Seine Kleidung mag John Galliano als Kind Hänseleien eingetragen haben. Als Modestudent half sie ihm. Galliano, der neben dem Studium als Ankleidehilfe im Theater jobbte, machte sich in der bewegten Clubberszene der 80er-Jahre einen Namen mit seinen selbst kreierten Kostümierungen. Vor diesem Hintergrund wird klar, warum er seine irren Laufstegauftritte in perfekt durchdeklinierten Outfits so genießt. Für die zeichnet übrigens häufig ein Deutscher verantwortlich: der Modejournalist und Stylist Klaus Stockhausen.

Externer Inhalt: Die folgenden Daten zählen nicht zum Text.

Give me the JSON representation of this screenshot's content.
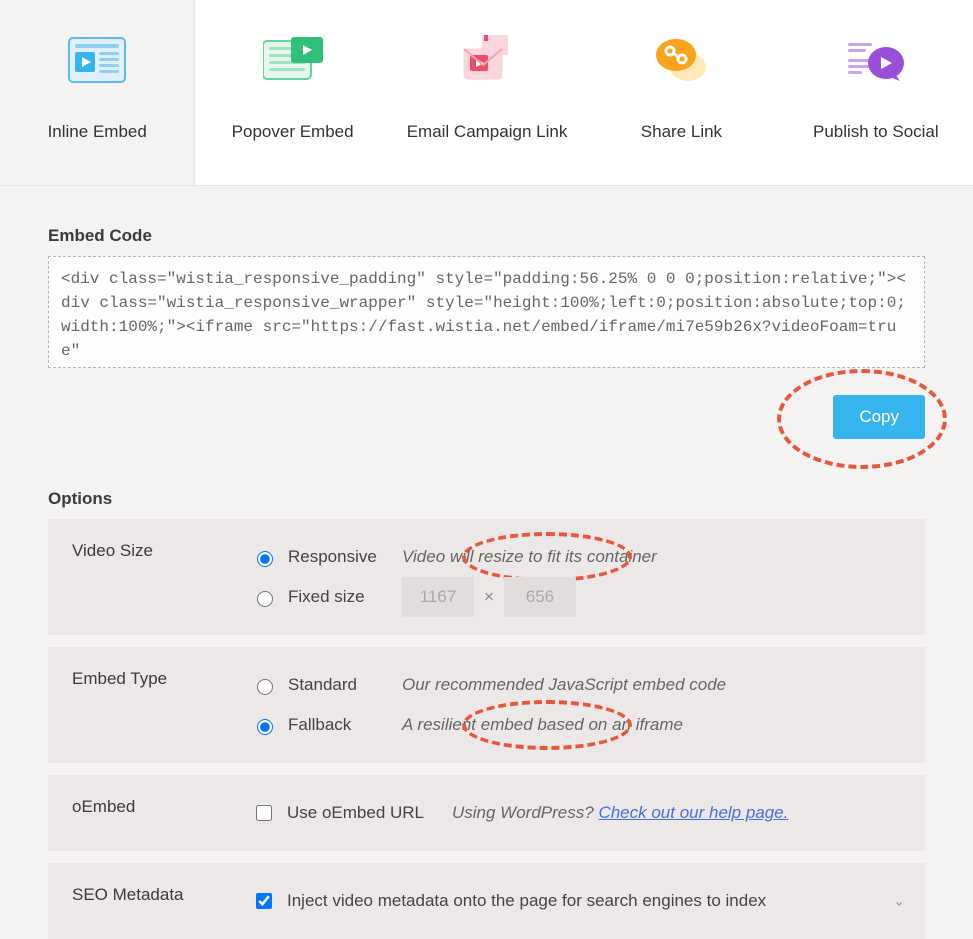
{
  "tabs": [
    {
      "label": "Inline Embed",
      "active": true
    },
    {
      "label": "Popover Embed",
      "active": false
    },
    {
      "label": "Email Campaign Link",
      "active": false
    },
    {
      "label": "Share Link",
      "active": false
    },
    {
      "label": "Publish to Social",
      "active": false
    }
  ],
  "embed": {
    "title": "Embed Code",
    "code": "<div class=\"wistia_responsive_padding\" style=\"padding:56.25% 0 0 0;position:relative;\"><div class=\"wistia_responsive_wrapper\" style=\"height:100%;left:0;position:absolute;top:0;width:100%;\"><iframe src=\"https://fast.wistia.net/embed/iframe/mi7e59b26x?videoFoam=true\"",
    "copy_label": "Copy"
  },
  "options": {
    "title": "Options",
    "video_size": {
      "label": "Video Size",
      "responsive": {
        "label": "Responsive",
        "desc": "Video will resize to fit its container",
        "checked": true
      },
      "fixed": {
        "label": "Fixed size",
        "width": "1167",
        "height": "656",
        "checked": false
      }
    },
    "embed_type": {
      "label": "Embed Type",
      "standard": {
        "label": "Standard",
        "desc": "Our recommended JavaScript embed code",
        "checked": false
      },
      "fallback": {
        "label": "Fallback",
        "desc": "A resilient embed based on an iframe",
        "checked": true
      }
    },
    "oembed": {
      "label": "oEmbed",
      "check_label": "Use oEmbed URL",
      "desc_prefix": "Using WordPress? ",
      "link_text": "Check out our help page.",
      "checked": false
    },
    "seo": {
      "label": "SEO Metadata",
      "check_label": "Inject video metadata onto the page for search engines to index",
      "checked": true
    }
  }
}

Heute gilt der Brite als Liebling der Pariser. Gibt er der charmanten Alexandra Golovanoff in den Modesendungen von „Paris Première“ eines seiner raren Interviews, wundert man sich. Da erscheint der als narzisstisch und schwierig verschriene Modemacher leise, sanft und verträumt. Doch besitzt dieser kindliche Kaiser der Modewelt große Durchsetzungskraft. Länger als er hat bisher nur der unscheinbare Marc Bohan das Kreativzepter bei Dior in der Hand behalten. Galliano hat von dessen „Rekordzeit“ - 26 Jahre - schon über die Hälfte hinter sich gebracht. Es scheint, als habe er noch einige Kollektionen für das berühmte Pariser Modehaus vor sich.

Service:

Das Buch von Colin McDowell „Galliano“ ist in Deutschland nur noch gebraucht erhältlich (die deutsche Ausgabe erschien 1997 beim Wilhelm Heyne Verlag München).